Master LLM evaluation skills to improve model performance.
Core content:
1. General prompt design principles and applications
2. Detailed evaluation criteria and reasoning steps
3. Advantages of pairwise comparison and output scoring
General prompt design suggestions
I have summarized the general design principles of common prompts on the Internet as follows:
Clear mission description: Your task is to do X
.You will be provided with Y
.The evaluation criteria are detailed and the scoring rules are detailed (if necessary): You should evaluate property Z on a scale of 1 - 5, where 1 means ...
You should evaluate if property Z is present in the sample Y. Property Z is present if ... (Please indicate whether property Z is present in sample Y. If so, then ...)
Add some "reasoning" evaluation steps To judge this task, you must first make sure to read sample Y carefully to identify ..., then ... (Before evaluating this task, please read sample Y carefully, identify ..., and then ...)
The output format is clear (adding specific fields can improve consistency) Your answer should be provided in JSON, with the following format {"Score": Your score, "Reasoning": The reasoning which led you to this score}
For prompt writing inspiration, you can refer to the prompt templates or .
Other points:
Pairwise comparisons compare output scores and are generally more robust If the task really needs to score the output as a specific value, it is recommended to use integers and explain in detail, or add a prompt For example, provide 1 point for this characteristic of the answer, 1 additional point if ...

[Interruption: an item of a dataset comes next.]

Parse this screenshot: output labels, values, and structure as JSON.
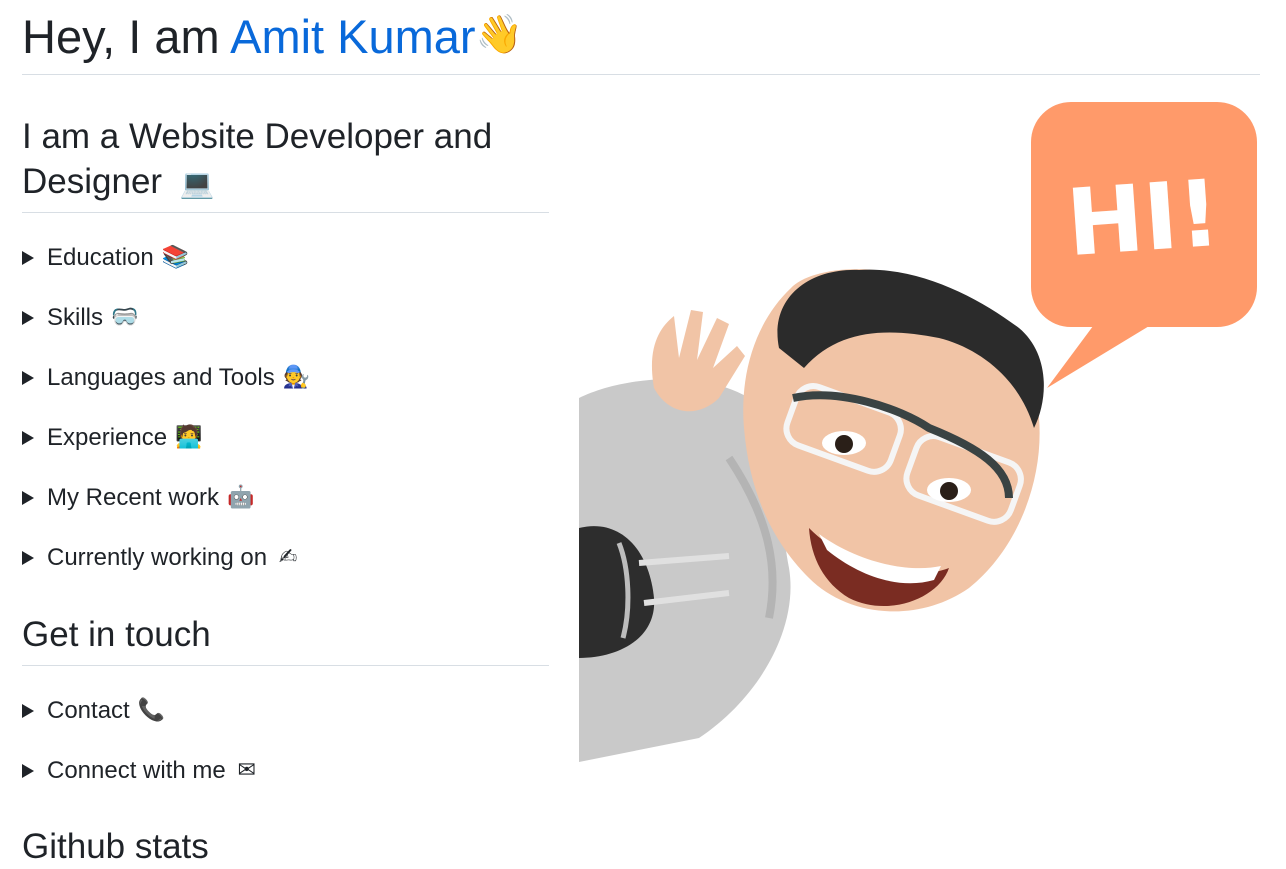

waitTry to use a dedicated scoring prompt for each ability you assess, which will give you better and more robust results.
Improve assessment accuracy
The following methods or technologies can be used to improve the accuracy of the assessment (which may increase costs):
Few-shot examples : Providing a small number of examples can help the model understand and reason, but it also increases the context length. Citing references : Providing reference content can improve the accuracy of model output. Chain of Thought (CoT) : requires the model to give a reasoning process before scoring , which is OK (refer to this article). Multiple rounds of analysis : can better Jury mechanism : Aggregating results from multiple evaluation models. Using multiple small models instead of one large model can significantly reduce costs. It is also possible to use multiple temperature parameters for a model to perform multiple experiments. The community accidentally discovered that prompt introduced a reward mechanism ( For example: If you answer correctly, you will get a kitten.
) can improve the accuracy of the answer. The effect of this method varies depending on the scenario, and you can flexibly adjust it according to your needs.
Note: If you want to reduce model bias, you can refer to the questionnaire design in sociology, and then write prompts according to the usage scenario. If you want to use the model to replace manual evaluation, you can design similar evaluation indicators: such as calculating the consistency of the annotators, using the correct questionnaire method to reduce bias, etc.
However, in real applications, most people do not need fully reproducible and high-quality unbiased evaluations, and a quick and slightly crude prompt will meet their needs. (As long as you know the consequences of use, this is acceptable.)